Throughout the menu, house-crafted ingredients, whether the fior di latte mozzarella pulled each morning for the pizza, or the charcuterie made by chef de cuisine George Sabatino, go a long way in elevating many of these dishes. The house-smoked chorizo lends an earthy depth to the fantastic fideua, a paella pan of noodles and perfectly cooked seafood completely infused with saffron, chiles, and fennel seafood broth. Chorizo makes another worthy cameo in the crock of tender octopus. For the fabulous square-cut, squid-ink tonnarelli pasta tossed with manila clams, it added a shade of paprika and cumin that, with garlic, mint, preserved lemon, and a flicker of Calabrian heat, added up to one of the best pastas I've eaten in months.

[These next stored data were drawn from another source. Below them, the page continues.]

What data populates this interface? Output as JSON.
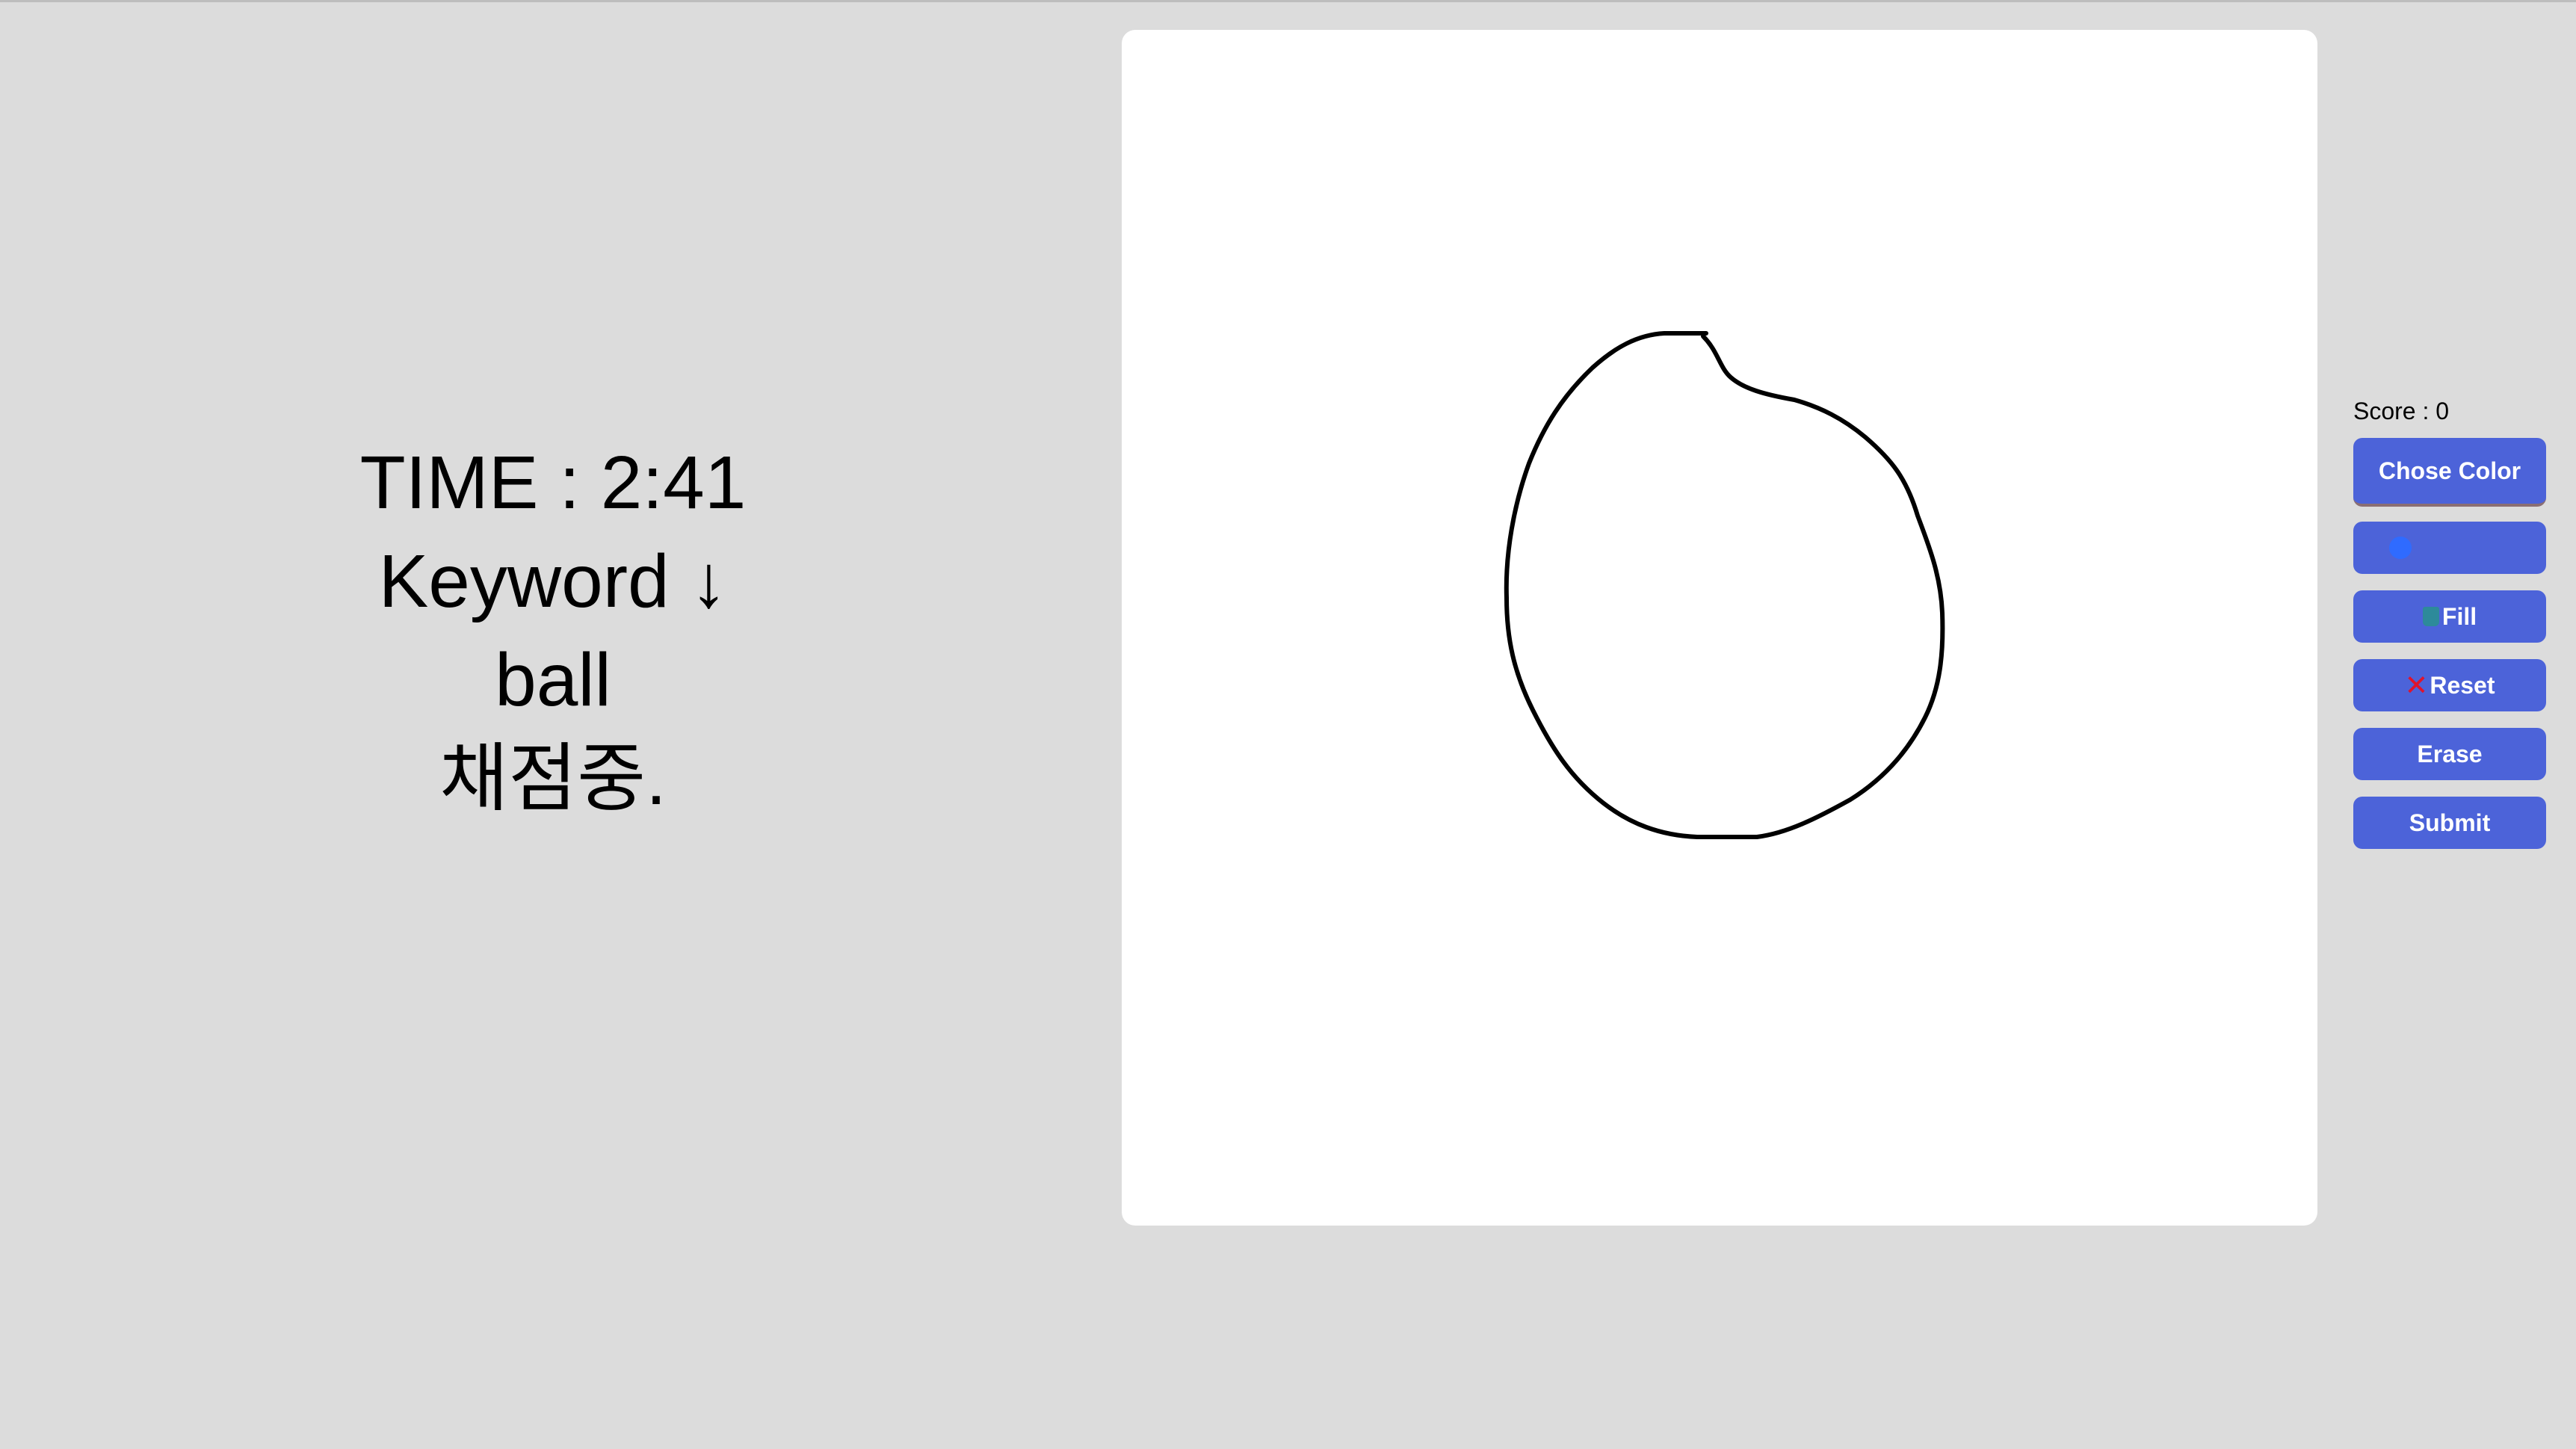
{
  "game": {
    "time_label": "TIME : 2:41",
    "keyword_label": "Keyword ↓",
    "keyword": "ball",
    "status": "채점중."
  },
  "toolbar": {
    "score_label": "Score : 0",
    "choose_color_label": "Chose Color",
    "selected_color": "#2f6bff",
    "fill_label": "Fill",
    "reset_label": "Reset",
    "erase_label": "Erase",
    "submit_label": "Submit"
  },
  "icons": {
    "fill": "paint-bucket-icon",
    "reset": "close-icon"
  },
  "colors": {
    "background": "#dcdcdc",
    "button": "#4c63d9",
    "canvas": "#ffffff",
    "stroke": "#000000"
  }
}
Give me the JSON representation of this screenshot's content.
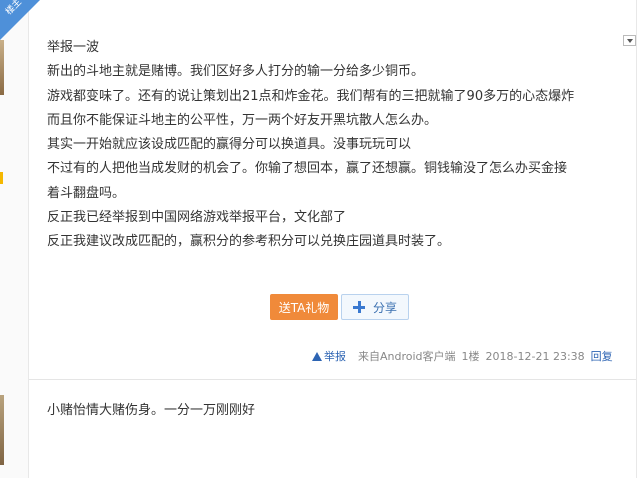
{
  "floor_badge": "楼主",
  "post": {
    "lines": [
      "举报一波",
      "新出的斗地主就是赌博。我们区好多人打分的输一分给多少铜币。",
      "游戏都变味了。还有的说让策划出21点和炸金花。我们帮有的三把就输了90多万的心态爆炸",
      "而且你不能保证斗地主的公平性，万一两个好友开黑坑散人怎么办。",
      "其实一开始就应该设成匹配的赢得分可以换道具。没事玩玩可以",
      "不过有的人把他当成发财的机会了。你输了想回本，赢了还想赢。铜钱输没了怎么办买金接",
      "着斗翻盘吗。",
      "反正我已经举报到中国网络游戏举报平台，文化部了",
      "反正我建议改成匹配的，赢积分的参考积分可以兑换庄园道具时装了。"
    ]
  },
  "actions": {
    "gift_label": "送TA礼物",
    "share_label": "分享"
  },
  "meta": {
    "report": "举报",
    "source": "来自Android客户端",
    "floor": "1楼",
    "time": "2018-12-21 23:38",
    "reply": "回复"
  },
  "reply": {
    "text": "小赌怡情大赌伤身。一分一万刚刚好"
  },
  "colors": {
    "gift_bg": "#f08a3a",
    "link": "#2d64b3",
    "badge": "#4e90d9"
  }
}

On the pizzas, too, the house charcuterie really makes a difference, adding an extra fennel punch to the "salsiccia," or the zesty decadence of molten lardo (cured pork fat) that glosses the wild mushroom and caciocavallo cheese white pie by the same name. Turney actually went to Neapolitan pizza school in California to master the craft of dough, sauce, and cheese. And while I'm not ready to declare her deceptively simple pies the city's champ quite yet (the dough is inconsistent and not quite as delicate as Stella's, or as puffy as its neighbor, Zavino's - but Turney's toppings are superior; Osteria still tops them all), Barbuzzo belongs in the conversation, with extra style points for the little jars of oregano sprigs and Calabrian chile oil on the side.

It's a lot to master in a few months, and there were inevitably a few off dishes. The almond-milk polenta was pasty. The brown buttered gnocchi were too bouncy. The sheep's milk ricotta ravioli were overwhelmed by the tartness of balsamic.

I also wish the dining room seating didn't feel so much like retro metal lawn chairs, and that the formidable din could somehow be tamed. But then, there is a special energy to this long, narrow room, with diners feeding off the electricity of the open kitchen, that is a rare commodity, too, and it seems to capture the spirit, at once casual and sophisticated, that defines today's lively and accessible dining scene. Nothing on Barbuzzo's menu costs more than $19.

And there's little letup in that handcrafted goodness when it comes to dessert, where one can sample Turney's own chocolates, gelato with honey and the nougatine crunch of torrone, or a devilishly bright twist on tiramisu, the ladyfingers layered with blood-orange zabaglione.

My favorite ending is a chef's savory-sweet delight, a chocolate budino pudding glazed with a lid of caramel with crunchy salt - at first a disorienting touch that ultimately deepens the allure. Add a glass of Malmsey Madeira, a caramel-coffee tinged with briny tang, and you'll have a perfect match. At Barbuzzo, where Turney and Safran's growing empire is at its best, it's just one of the many resonating flavors that linger.